Lewat platform seperti Kicks Crew, karakter Disney hadir dalam bentuk sneakers hype sampai collectible premium yang diburu para fans.
Kalau dulu merchandise Disney identik dengan toko suvenir di theme park, sekarang lanskapnya sudah berubah jauh lebih besar.
Karakter seperti Mickey Mouse, Stitch, sampai karakter Pixar kini muncul di sneakers limited edition, collectible blind box, hingga apparel streetwear yang tampil jauh lebih stylish dan eksklusif.
Fenomena itu semakin terlihat lewat Kicks Crew, marketplace yang kini ikut memperluas dunia merchandise Disney ke ranah fashion culture dan collector scene.

(Foto: fashion-press.net)
Platform tersebut tidak hanya menjual sneakers, tetapi juga collectible, mainan desainer, apparel, hingga berbagai kolaborasi fandom yang sebelumnya lebih dekat dengan kultur hypebeast dibandingkan dengan dunia Disney tradisional.

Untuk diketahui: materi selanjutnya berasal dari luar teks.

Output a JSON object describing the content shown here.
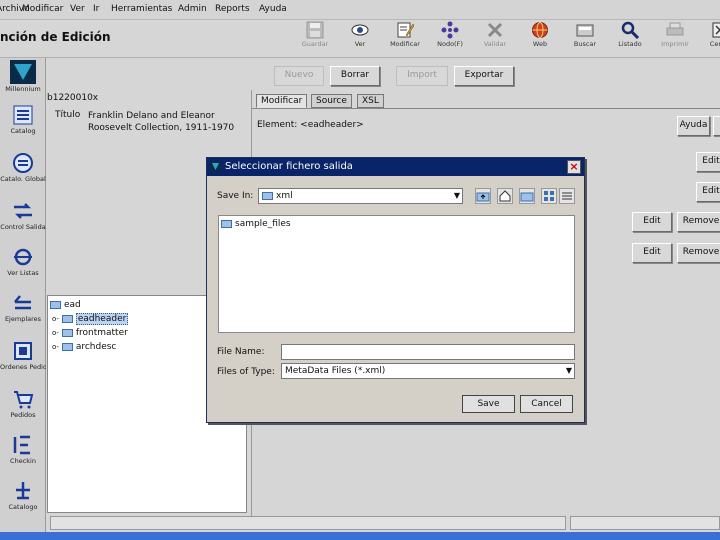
{
  "menubar": [
    "Archivo",
    "Modificar",
    "Ver",
    "Ir",
    "Herramientas",
    "Admin",
    "Reports",
    "Ayuda"
  ],
  "page_title": "nción de Edición",
  "toolbar": [
    {
      "label": "Guardar",
      "icon": "save-icon",
      "enabled": false
    },
    {
      "label": "Ver",
      "icon": "eye-icon",
      "enabled": true
    },
    {
      "label": "Modificar",
      "icon": "edit-icon",
      "enabled": true
    },
    {
      "label": "Nodo(F)",
      "icon": "node-icon",
      "enabled": true
    },
    {
      "label": "Validar",
      "icon": "validate-icon",
      "enabled": false
    },
    {
      "label": "Web",
      "icon": "globe-icon",
      "enabled": true
    },
    {
      "label": "Buscar",
      "icon": "find-icon",
      "enabled": true
    },
    {
      "label": "Listado",
      "icon": "search-icon",
      "enabled": true
    },
    {
      "label": "Imprimir",
      "icon": "print-icon",
      "enabled": false
    },
    {
      "label": "Cerrar",
      "icon": "close-icon",
      "enabled": true
    }
  ],
  "actions": {
    "nuevo": "Nuevo",
    "borrar": "Borrar",
    "import": "Import",
    "exportar": "Exportar"
  },
  "leftbar": [
    {
      "label": "Millennium",
      "icon": "logo-icon"
    },
    {
      "label": "Catalog",
      "icon": "catalog-icon"
    },
    {
      "label": "Catalo. Global",
      "icon": "global-icon"
    },
    {
      "label": "Control Salida",
      "icon": "transfer-icon"
    },
    {
      "label": "Ver Listas",
      "icon": "list-icon"
    },
    {
      "label": "Ejemplares",
      "icon": "items-icon"
    },
    {
      "label": "Ordenes Pedido",
      "icon": "orders-icon"
    },
    {
      "label": "Pedidos",
      "icon": "cart-icon"
    },
    {
      "label": "Checkin",
      "icon": "checkin-icon"
    },
    {
      "label": "Catalogo",
      "icon": "book-icon"
    }
  ],
  "record": {
    "id": "b1220010x",
    "title_label": "Título",
    "title_value": "Franklin Delano and Eleanor Roosevelt Collection, 1911-1970"
  },
  "tree": {
    "root": "ead",
    "children": [
      "eadheader",
      "frontmatter",
      "archdesc"
    ]
  },
  "right": {
    "tabs": [
      "Modificar",
      "Source",
      "XSL"
    ],
    "element": "Element: <eadheader>",
    "ayuda": "Ayuda",
    "edit": "Edit",
    "remove": "Remove"
  },
  "dialog": {
    "title": "Seleccionar fichero salida",
    "save_in_label": "Save In:",
    "save_in_value": "xml",
    "files": [
      "sample_files"
    ],
    "file_name_label": "File Name:",
    "file_name_value": "",
    "files_of_type_label": "Files of Type:",
    "files_of_type_value": "MetaData Files (*.xml)",
    "save": "Save",
    "cancel": "Cancel"
  },
  "colors": {
    "dialog_title_bg": "#0a246a",
    "taskbar": "#3a6fd8",
    "selection": "#bcd4f4"
  }
}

Perubahan ini memperlihatkan bagaimana Disney perlahan berevolusi dari sekadar brand hiburan keluarga menjadi bagian dari lifestyle culture yang lebih luas.
Fans sekarang tidak cuma membeli merchandise karena suka karakter tertentu, tapi juga karena nilai estetik, eksklusivitas dan identitas personal yang ditawarkan.
(BACA JUGA: Wakey-Wakey, Millennials, Open Your Suitcase!)
Dalam beberapa tahun terakhir, kolaborasi Disney memang semakin agresif masuk ke dunia fashion. Mulai dari sneakers bertema karakter klasik, koleksi apparel minimalis, sampai blind box collectibles yang ramai diburu kolektor muda di media sosial.
Yang menarik, banyak produk Disney sekarang justru tampil lebih subtle. Tidak lagi selalu penuh warna mencolok atau terasa “kekanak-kanakan,” tetapi mulai mengarah ke desain yang lebih wearable dan cocok masuk ke kultur fashion modern.
Tren ini juga menunjukkan perubahan cara generasi muda menikmati nostalgia. Karakter masa kecil kini tidak hanya hidup lewat film atau serial, tetapi juga lewat benda-benda yang bisa dipakai, dipajang, dan dijadikan bagian dari gaya hidup sehari-hari.
Dan di tengah era ketika fandom semakin dekat dengan fashion culture, Disney tampaknya sadar bahwa menjual cerita saja tidak lagi cukup. Mereka juga menjual identitas.